É claro que esse pensamento é estranho ao Brasil, onde a própria constituição pretende “resolver todos os problemas” com cláusulas como o direito à saúde e habitação, por exemplo.

 A visão americana, manifestada através da declaração de independência, é diferente e tem por objetivo propiciar  “apenas” a igualdade de condições para todos em matéria de “vida, liberdade e busca da felicidade” (esta última significando, na época, a prosperidade material).

Mas tanto Estados Unidos como Brasil confluem no sentido de que mudanças importantes, como o casamento entre pessoas do mesmo sexo, foram decididas pela Suprema Corte.

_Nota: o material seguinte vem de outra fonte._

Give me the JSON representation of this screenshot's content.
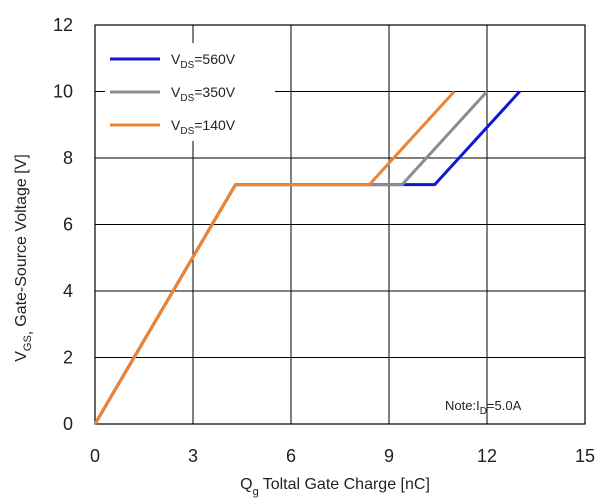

É por isso que Amy Coney Barrett, com seu jeito modesto de juíza originária lá do interiorzão – já sabemos do caso brasileiro em que tal concepção se mostrou enganosa – é tão execrada por todas as hostes progressistas.

Embora pequena e extremamente incerta, existe a possibilidade de que uma Suprema Corte com maioria conservadora venha a decidir sobre questões relacionadas ao aborto.

Nas condições atuais, é quase inconcebível que o status quo existente desde 1973 seja fundamentalmente alterado.

Mesmo assim, toda a oposição democrata, incluindo-se a maioria esmagadora da grande imprensa,  aproveita para bater na juíza.

Guardadas as enormes proporções, Amy Coney Barrett vem sendo tratada como a ministra Damares Alves por causa de sua conexão com o grupo de renovação carismática Povo do Louvor.

Maiores objeções: o grupo, com apenas 1 700 integrantes, promove uma visão tradicionalista do homem como chefe da família, inclusive no sentido espiritual – no Brasil, o conceito é mais comum entre algumas igrejas evangélicas.

Objeções erradas: o de que o Povo do Louvor inspirou Margaret Atwood no livro, depois série de televisão, The Handmaid’s Tale. 

Originalmente, as mulheres escolhidas como mentoras de outras adeptas eram chamadas de “handmaids”, no sentido de servas, como a palavra é usada em textos religiosos. Por motivos óbvios, a palavra foi substituída.

Pode uma juíza profundamente religiosa, que leva uma vida tão parecida quanto possível nos tempos atuais com a das primeiras comunidades cristãs, separar religião de profissão?

Amy Coney Barrett diz que sim. 

Se confirmada, terá muitos anos para provar isso.